Kaiser Permanente and the Alliance of Health Care Unions

Outside Eye Helps Team Do an About-Face

The critical care team at KP Baldwin Park

The critical care team at KP Baldwin Park, where the keen outside eye of UBT consultant Charisse Lewis helped clear the way to a culture that supports performance improvement efforts. 

Improving team culture and paving the way for high performance can require expert assistance

For years, success eluded the Baldwin Park Critical Care team. Mired in distrust, staff members didn’t participate in unit-based team meetings. As recently as 2011, few in the 49-member department knew the team existed.

“I didn’t even know what UBT stood for,” says Sheryl Magpali, RN, a member of UNAC/UHCP and now the team’s union co-lead. “No one claimed to be part of it. It was pretty much nonexistent until 2013.”
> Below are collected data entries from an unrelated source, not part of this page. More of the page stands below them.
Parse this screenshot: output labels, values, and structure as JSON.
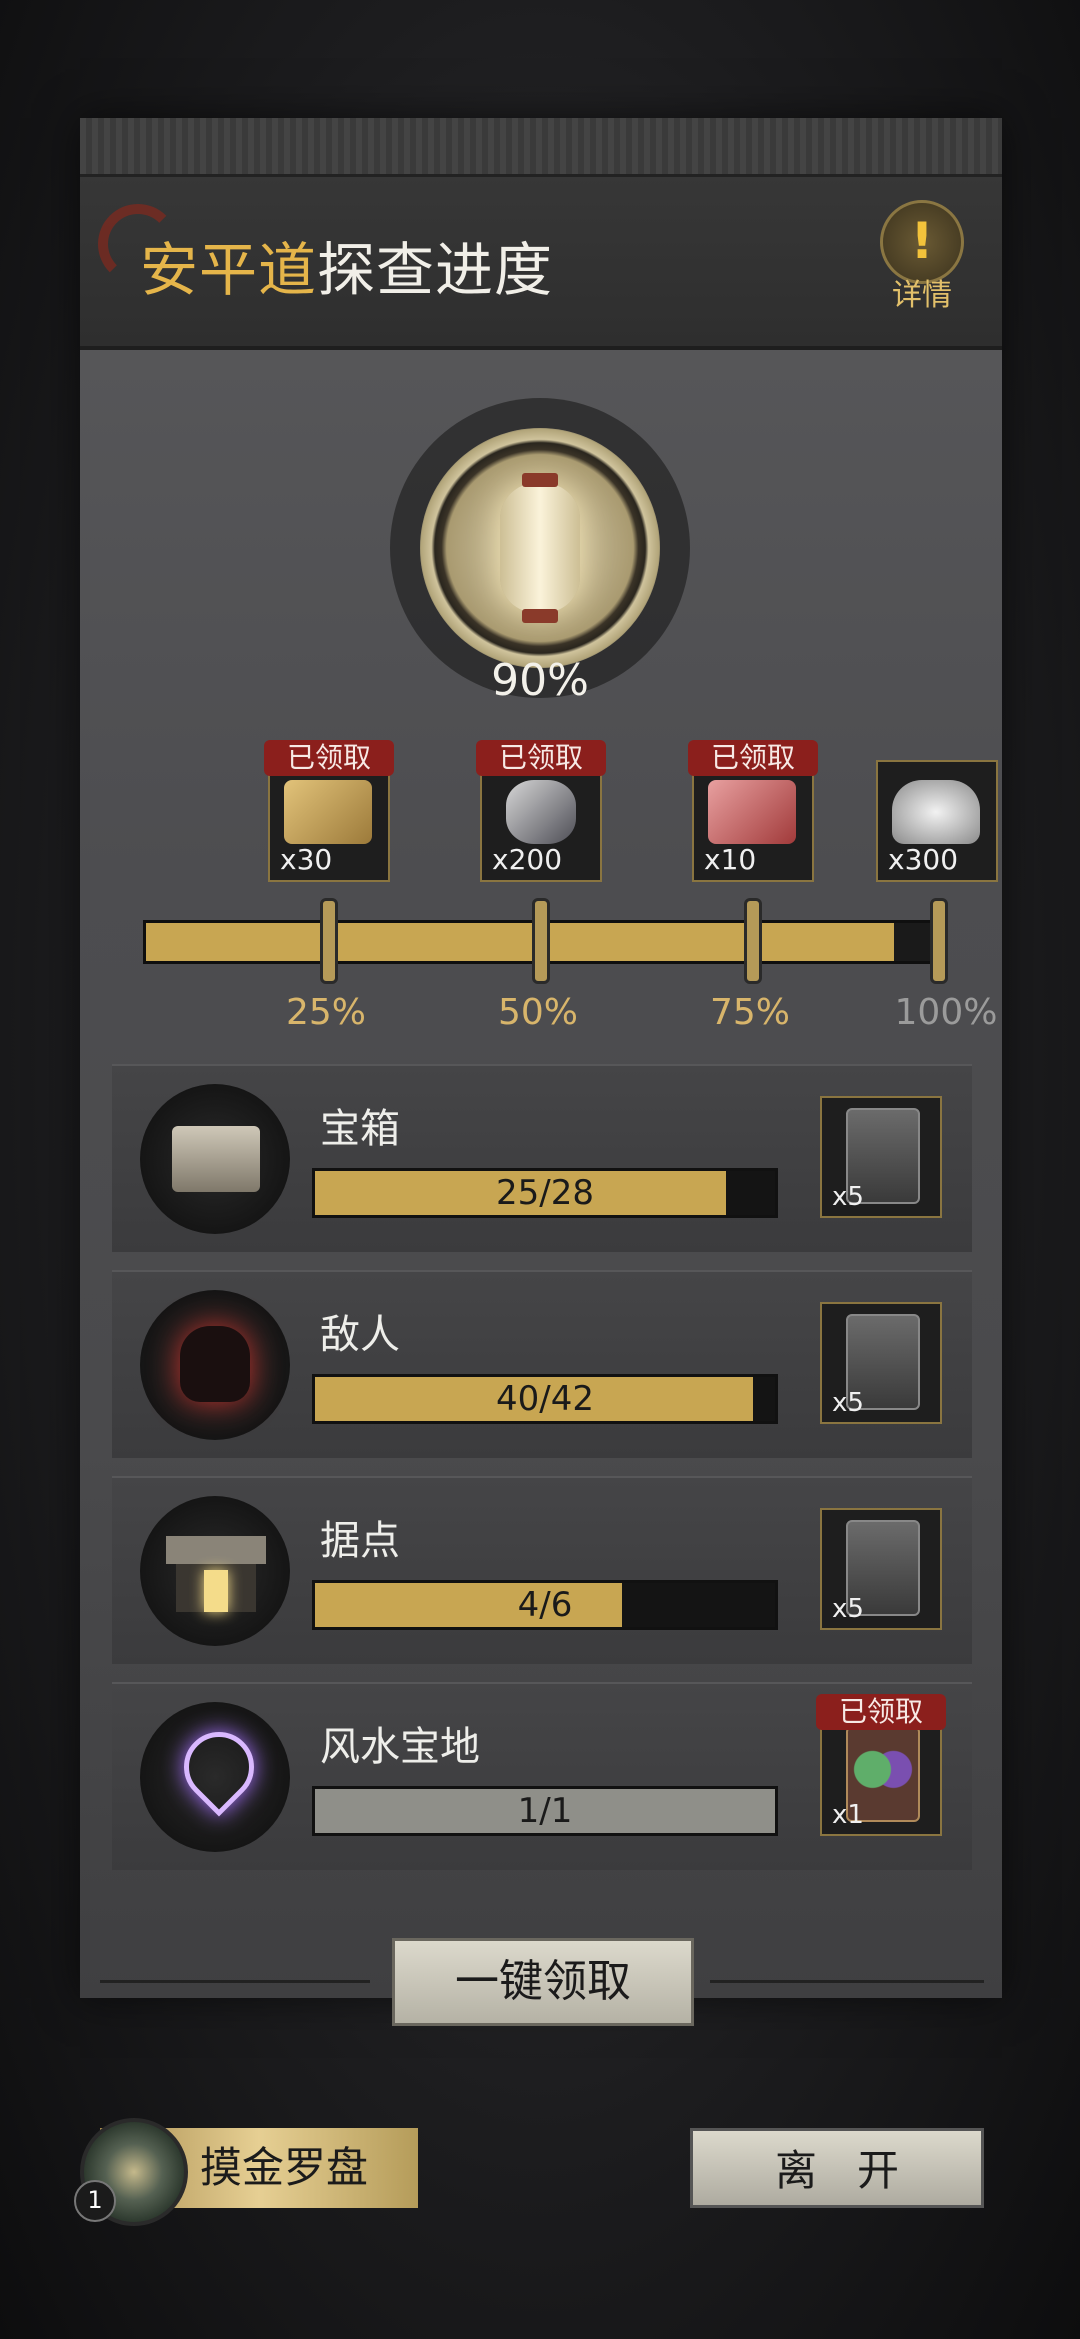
{
  "header": {
    "title_highlight": "安平道",
    "title_rest": "探查进度",
    "detail_label": "详情"
  },
  "overall": {
    "percent_label": "90%",
    "progress": 0.94
  },
  "milestones": [
    {
      "label": "25%",
      "quantity": "x30",
      "claimed_label": "已领取",
      "item": "gold-bar"
    },
    {
      "label": "50%",
      "quantity": "x200",
      "claimed_label": "已领取",
      "item": "silver-ore"
    },
    {
      "label": "75%",
      "quantity": "x10",
      "claimed_label": "已领取",
      "item": "red-ticket"
    },
    {
      "label": "100%",
      "quantity": "x300",
      "claimed_label": "",
      "item": "silver-ingot"
    }
  ],
  "tasks": [
    {
      "name": "宝箱",
      "progress_text": "25/28",
      "fraction": 0.893,
      "reward_qty": "x5",
      "claimed_label": "",
      "icon": "treasure-chest-icon"
    },
    {
      "name": "敌人",
      "progress_text": "40/42",
      "fraction": 0.952,
      "reward_qty": "x5",
      "claimed_label": "",
      "icon": "demon-skull-icon"
    },
    {
      "name": "据点",
      "progress_text": "4/6",
      "fraction": 0.667,
      "reward_qty": "x5",
      "claimed_label": "",
      "icon": "stronghold-icon"
    },
    {
      "name": "风水宝地",
      "progress_text": "1/1",
      "fraction": 1.0,
      "reward_qty": "x1",
      "claimed_label": "已领取",
      "icon": "fengshui-pin-icon"
    }
  ],
  "buttons": {
    "collect_all": "一键领取",
    "compass": "摸金罗盘",
    "compass_badge": "1",
    "leave": "离开"
  },
  "colors": {
    "gold": "#c8a652",
    "highlight": "#e5b54a",
    "claimed_red": "#8b1f1c"
  }
}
With a new manager on board, interest in the UBT grew. Staff members from the Critical Care Unit and its sister department, the Step-Down Unit, elected 12 representatives, who in turn chose Magpali as the labor co-lead. Celso Silla, RN, the new department administrator, became the management co-lead.

Old issues die hard

It was rough going at first.

Attendance was spotty. When the team did meet, members focused on long-simmering grievances about labor and personnel issues. The team reached out to Charisse Lewis, Baldwin Park’s UBT consultant. While consultants often focus on helping teams with using the Rapid Improvement Model and designing tests of change, they also help teams learn to work as teams—clearing up issues that are distracting them from the work at hand.

Lewis’s first steps were to encourage the team’s union members to meet separately with a labor representative.
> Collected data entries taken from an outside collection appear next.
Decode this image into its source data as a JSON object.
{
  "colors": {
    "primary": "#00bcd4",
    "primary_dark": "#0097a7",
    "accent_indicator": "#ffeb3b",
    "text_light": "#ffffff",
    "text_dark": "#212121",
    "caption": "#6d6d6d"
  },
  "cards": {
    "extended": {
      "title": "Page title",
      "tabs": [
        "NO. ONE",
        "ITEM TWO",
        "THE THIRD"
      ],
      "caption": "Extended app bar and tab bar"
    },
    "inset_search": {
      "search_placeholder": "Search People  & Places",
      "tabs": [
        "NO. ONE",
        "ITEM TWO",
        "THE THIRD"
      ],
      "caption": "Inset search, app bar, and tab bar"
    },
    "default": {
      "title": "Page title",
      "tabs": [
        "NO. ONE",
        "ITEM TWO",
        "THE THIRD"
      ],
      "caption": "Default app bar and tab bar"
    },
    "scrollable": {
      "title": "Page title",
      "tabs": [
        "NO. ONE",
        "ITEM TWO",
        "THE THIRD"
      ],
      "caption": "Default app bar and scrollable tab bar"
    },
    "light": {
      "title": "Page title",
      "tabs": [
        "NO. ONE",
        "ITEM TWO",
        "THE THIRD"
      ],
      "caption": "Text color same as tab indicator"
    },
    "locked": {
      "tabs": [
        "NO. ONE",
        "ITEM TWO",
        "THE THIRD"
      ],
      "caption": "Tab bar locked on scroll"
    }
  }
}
“That helped relieve the stressors of the union issues,” Magpali says.  Now, she says, “team meetings focus on changes that affect the unit, rather than things we have no control over.”

The department—nearly all nurses, but also including ward clerks, who are SEIU-UHW members and one of whom is a team representative—began building trust in other ways, too. At Lewis’s suggestion, staff members organized a bowling night and had dinner together. This summer, they held a backpack drive.

Moving the team forward

“Charisse has been good at guiding us—attending our meetings, observing and listening and seeing how we can do better,” says Silla.

Lewis didn’t stop with team-building activities. She coached Magpali, a soft-spoken nurse, to speak up during meetings and make her voice heard, and she helped Silla overcome his reluctance to leave his union co-lead in charge of meetings.

Once trust was established, the team could turn its attention to improving patient care, with remarkable results. UBT members have reduced central line-associated bloodstream infections from five in 2014 to none as of August of this year. Buoyed by that success, they are working to reduce catheter-associated infections.

Silla attributes the improvements to the culture of partnership and putting frontline employees in charge of decisions that affect their work.

“We would have been in limbo” without Lewis’s guidance, Silla says. “Now we’re on the same page. We can be a Level 5 in the future.”